Religion is man-made. Jesus is divine. Religion, at times, oppresses; and Jesus simply frees. I love me some Jesus, I'll pass on religion... People sometimes tend to mix & match the two-- confuse them as if one thing implies the other. Like a burger & fries, they feel that if you're into Jesus, then you're automatically "religious".

Anyway, without further a due, here are some stories about my very catholic mother and my non-denominational self:

A couple weeks ago, my mom asked me what I was planning to give up for "lent". I told her (politely) that I hadn't really thought about it (because, again-- I am non-denominational, but my mom chooses to completely ignore this and thinks that I'll just continue to conform to catholicism)... days later, it ended up being "ash wednesday", and since I didn't go get the ashes on my forehead, my mother had a cow about it. She got home from work that day, marched straight into my room, looked at my forehead and breathed out a huge sigh of shock.

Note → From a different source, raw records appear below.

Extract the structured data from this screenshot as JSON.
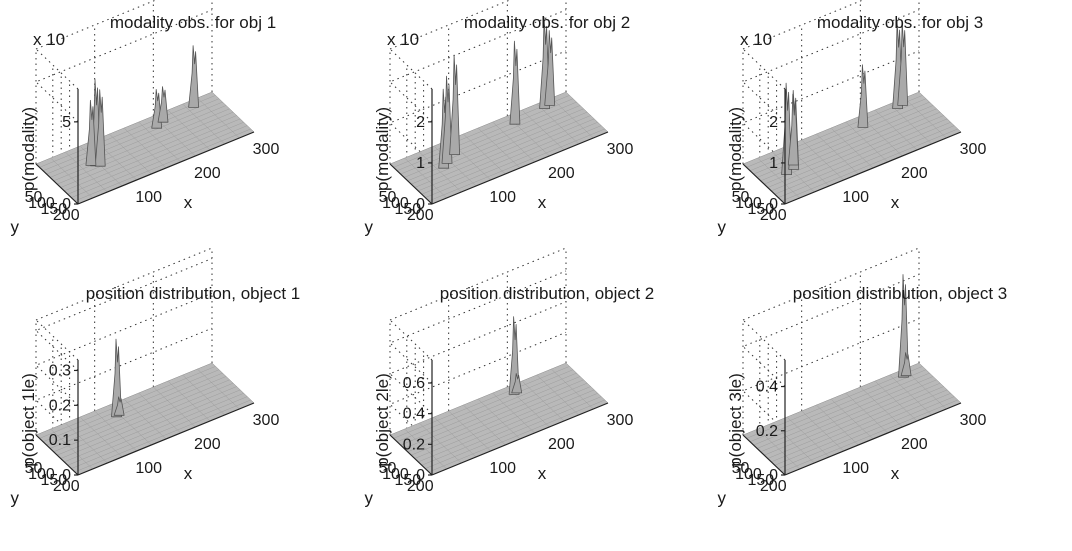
{
  "chart_data": [
    {
      "type": "surface3d",
      "title": "modality obs. for obj 1",
      "exponent": "x 10",
      "xlabel": "x",
      "ylabel": "y",
      "zlabel": "p(modality)",
      "xticks": [
        "100",
        "200",
        "300"
      ],
      "yticks": [
        "50",
        "100",
        "150",
        "200"
      ],
      "zticks": [
        "0",
        "5"
      ],
      "zlim": [
        0,
        7
      ],
      "peaks": [
        {
          "x": 70,
          "y": 110,
          "z": 5.2
        },
        {
          "x": 75,
          "y": 120,
          "z": 4.6
        },
        {
          "x": 65,
          "y": 100,
          "z": 3.9
        },
        {
          "x": 190,
          "y": 55,
          "z": 2.3
        },
        {
          "x": 205,
          "y": 40,
          "z": 2.1
        },
        {
          "x": 260,
          "y": 30,
          "z": 3.7
        }
      ]
    },
    {
      "type": "surface3d",
      "title": "modality obs. for obj 2",
      "exponent": "x 10",
      "xlabel": "x",
      "ylabel": "y",
      "zlabel": "p(modality)",
      "xticks": [
        "100",
        "200",
        "300"
      ],
      "yticks": [
        "50",
        "100",
        "150",
        "200"
      ],
      "zticks": [
        "0",
        "1",
        "2"
      ],
      "zlim": [
        0,
        2.8
      ],
      "peaks": [
        {
          "x": 60,
          "y": 110,
          "z": 1.9
        },
        {
          "x": 70,
          "y": 95,
          "z": 2.1
        },
        {
          "x": 90,
          "y": 70,
          "z": 2.4
        },
        {
          "x": 200,
          "y": 45,
          "z": 2.0
        },
        {
          "x": 255,
          "y": 30,
          "z": 2.2
        },
        {
          "x": 265,
          "y": 25,
          "z": 1.8
        }
      ]
    },
    {
      "type": "surface3d",
      "title": "modality obs. for obj 3",
      "exponent": "x 10",
      "xlabel": "x",
      "ylabel": "y",
      "zlabel": "p(modality)",
      "xticks": [
        "100",
        "200",
        "300"
      ],
      "yticks": [
        "50",
        "100",
        "150",
        "200"
      ],
      "zticks": [
        "0",
        "1",
        "2"
      ],
      "zlim": [
        0,
        2.8
      ],
      "peaks": [
        {
          "x": 40,
          "y": 120,
          "z": 2.2
        },
        {
          "x": 55,
          "y": 110,
          "z": 1.9
        },
        {
          "x": 60,
          "y": 90,
          "z": 1.7
        },
        {
          "x": 190,
          "y": 50,
          "z": 1.5
        },
        {
          "x": 255,
          "y": 30,
          "z": 2.1
        },
        {
          "x": 265,
          "y": 25,
          "z": 2.0
        }
      ]
    },
    {
      "type": "surface3d",
      "title": "position distribution, object 1",
      "xlabel": "x",
      "ylabel": "y",
      "zlabel": "p(object 1le)",
      "xticks": [
        "100",
        "200",
        "300"
      ],
      "yticks": [
        "50",
        "100",
        "150",
        "200"
      ],
      "zticks": [
        "0",
        "0.1",
        "0.2",
        "0.3"
      ],
      "zlim": [
        0,
        0.33
      ],
      "peaks": [
        {
          "x": 120,
          "y": 60,
          "z": 0.22
        },
        {
          "x": 125,
          "y": 58,
          "z": 0.05
        }
      ]
    },
    {
      "type": "surface3d",
      "title": "position distribution, object 2",
      "xlabel": "x",
      "ylabel": "y",
      "zlabel": "p(object 2le)",
      "xticks": [
        "100",
        "200",
        "300"
      ],
      "yticks": [
        "50",
        "100",
        "150",
        "200"
      ],
      "zticks": [
        "0",
        "0.2",
        "0.4",
        "0.6"
      ],
      "zlim": [
        0,
        0.75
      ],
      "peaks": [
        {
          "x": 200,
          "y": 40,
          "z": 0.5
        },
        {
          "x": 205,
          "y": 38,
          "z": 0.12
        }
      ]
    },
    {
      "type": "surface3d",
      "title": "position distribution, object 3",
      "xlabel": "x",
      "ylabel": "y",
      "zlabel": "p(object 3le)",
      "xticks": [
        "100",
        "200",
        "300"
      ],
      "yticks": [
        "50",
        "100",
        "150",
        "200"
      ],
      "zticks": [
        "0",
        "0.2",
        "0.4"
      ],
      "zlim": [
        0,
        0.52
      ],
      "peaks": [
        {
          "x": 265,
          "y": 30,
          "z": 0.46
        },
        {
          "x": 270,
          "y": 28,
          "z": 0.1
        }
      ]
    }
  ]
}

She couldn't believe that I hadn't gone to go get the ashes on my forehead. She went on and on about how I was sinning. I just listened and told her that there's nothing in the bible that mentions needing to get ashes on your forehead, and that while I think lent is a nice tradition, I simply didn't feel the need to go get ashes on my forehead to make God happy. Well, she nearly dropped on her knees right then and there and said 10 hail mary's. I almost wanted to slam my head against the wall just to leave a mark on my forehead and make her happy. :D

___

.... I have a bible study that meets every Thursday here at my house. One day at breakfast, my mom asked me what type of girls came (meaning she wanted to know whether they were Catholic or Christian, since she's well aware that I have friends from both religions). I told her that the group was mixed. She (again), breathed out a sigh in shock and said that she may need to kick the Christian girls out because they may be giving all her "virgencitas" bad vibes... I said, "What do you mean, mom?" and she said, "Well, Christians don't pray to the Virgin" to which I responded, "You're right, they don't"... And then she said, "Well, that's probably making my virgencita very upset... that those girls don't pray to her and that they ignore her."

____

On a trip to Mexico, my sister bought a crucifix necklace. With time, I guess the crucifix fell, and all that was left was the cross. I was on my way to the restroom when my sister stopped me and said, "Look!" (pointing to her necklace). I asked her, "What?" (I didn't know what she was talking about), and then she explained how the crucifix had fallen. I told her, "Don't worry, it's just the 'monito' [little doll] part that fell. You still have the cross and it still looks nice".

Well, my sister went back to tell my mom that she was going to keep the necklace on since it was just the 'monito' that had fallen. My mom asked her why she was calling the crucifix a 'monito' and, of course, my sister told her that that's what I had called it..... I honestly did not mean to disrespect the crucifix by calling it a 'monito' ["little doll"], it's just that at the time, I honestly couldn't remember what it was called.

Well, by the time I came out of the restroom, my mom was screaming out of her lungs, shouting out, "this is not called a 'monito', this is Jesus Christ" (pointing to a small crucifix in her hand). I said, "Mom, that's not Jesus Christ". And she said, "Yes it is!!!" And she grabbed the little crucifix, pointed to it again and said, "Jesus is in there!!"